Roma, la mossa disperata del Pd: pronto a riciclare Gualtieri come sindaco. Ecco gli indizi
La notizia si rincorre da qualche giorno, ed esattamente da quando Mario Draghi ha annunciato la lista dei ministri: non avendo più incarichi di governo, Roberto Gualtieri è l’indiziato numero uno per fare il candidato Pd a sindaco di Roma. Ora al toto-sindaco che lo dà in pole per il Campidoglio si aggiunge però un altro indizio: «Bibliografia per un amico», ha scritto su Facebook, Claudio Mancini, braccio destro dell’ex ministro dell’Economia, postando una serie di libri sulla Capitale.
Il post del braccio destro
Nella foto si riconoscono un libro di Walter Tocci, uno di Francesco Rutelli, uno di Marco Causi. Insomma, del gotha politico e amministrativo della sinistra capitolina che fu. «Ho fatto una battuta qui e me la sono ritrovata su una agenzia di stampa. Da domani faccio una pagina ufficiale come quelli bravi», ha cercato di sdrammatizzare Mancini, aggiungendo l’hashtag #chetoccafa.
I dem prendono la «battuta» sul serio
La «battuta», che si inserisce per altro in un dibattito già aperto intorno al nome di Gualtieri come candidato al Campidoglio, però, è stata presa sul serio dagli stessi dem. «Cresce l’ipotesi della candidatura di Roberto Gualtieri a sindaco di Roma? Finalmente una personalità di assoluto rilievo, ma non dimentichiamo le primarie», ha commentato Stefano Pedica. E «soddisfatto» si è detto anche Tobia Zevi, che ha già avanzato la sua candidatura e ha a sua volta chiesto di accelerare sulle primarie.

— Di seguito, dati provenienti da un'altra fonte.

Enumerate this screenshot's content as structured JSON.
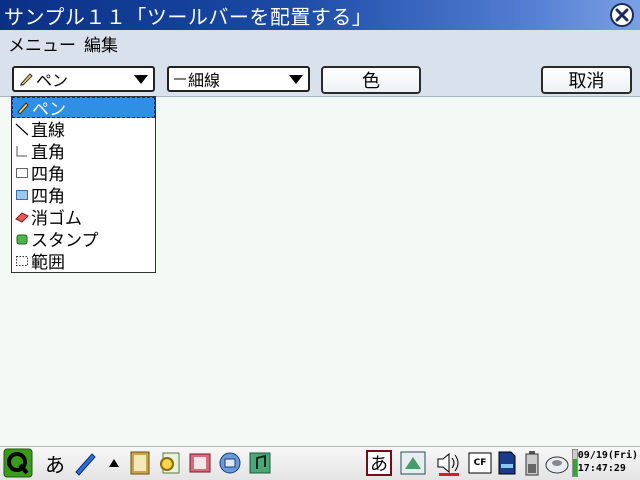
{
  "window": {
    "title": "サンプル１１「ツールバーを配置する」"
  },
  "menubar": {
    "items": [
      {
        "label": "メニュー"
      },
      {
        "label": "編集"
      }
    ]
  },
  "toolbar": {
    "tool_select": {
      "value": "ペン"
    },
    "line_select": {
      "value": "細線"
    },
    "color_button": {
      "label": "色"
    },
    "cancel_button": {
      "label": "取消"
    }
  },
  "tool_list": {
    "items": [
      {
        "label": "ペン",
        "icon": "pencil-icon",
        "selected": true
      },
      {
        "label": "直線",
        "icon": "line-icon"
      },
      {
        "label": "直角",
        "icon": "right-angle-icon"
      },
      {
        "label": "四角",
        "icon": "rectangle-outline-icon"
      },
      {
        "label": "四角",
        "icon": "rectangle-filled-icon"
      },
      {
        "label": "消ゴム",
        "icon": "eraser-icon"
      },
      {
        "label": "スタンプ",
        "icon": "stamp-icon"
      },
      {
        "label": "範囲",
        "icon": "selection-range-icon"
      }
    ]
  },
  "taskbar": {
    "ime_label": "あ",
    "ime_button_label": "あ",
    "cf_label": "CF",
    "clock_date": "09/19(Fri)",
    "clock_time": "17:47:29",
    "colors": {
      "start": "#3a9a1a",
      "accent": "#2f8fe3"
    }
  }
}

La candidatura di Gualtieri a sindaco di Roma
Il diretto interessato, invece, come i vertici del partito, per ora tace. Il che potrebbe essere un segnale a sostegno dell’ipotesi. Gualtieri dalla sua avrebbe alcuni elementi: è un nome romano di caratura nazionale; ha buoni rapporti con l’Europa; potrebbe risolvere la querelle con Carlo Calenda, spingendolo a un passo indietro; potrebbe liberare gli apparati di partito dall’ingombro delle primarie, che molti – come confermato dai commenti a caldo – continuano a chiedere, ma che sono sempre foriere di incognite e possibili lacerazioni e che il Pd eviterebbe volentieri. Di contro c’è il nodo del M5S, laceratissimo a livello nazionale e provatissimo a livello locale dall’ingombrante auto ricandidatura di Virginia Raggi. E c’è, forse ancora di più, viste le percentuali del partito e il ruolo che ha avuto Gualtieri nel Conte bis, il rischio flop. Una sconfitta che diventerebbe una vera e propria debacle se investisse un “big” com’è ormai considerato l’ex ministro dell’Economia.
Il rischio di un tonfo è dietro l’angolo
Gualtieri ha, sì, infatti dalla sua di aver vinto nelle suppletive di un anno fa con la ragguardevole percentuale del 62%, ma allora aveva il vantaggio della ribalta da ministro, che di fatto drogò la campagna elettorale. Inoltre, c’è che quel collegio non è poi così rappresentativo della città. Era, infatti, il collegio di Roma centro, l’unica zona della Capitale che storicamente si è sempre dimostrata roccaforte della sinistra e, per dirla con un’espressione di recente tornata in auge, di quella particolare sinistra che è la sinistra radical chic. Insomma, una enclave, che semmai può essere cartina di tornasole al contrario: chi vince lì, perde altrove.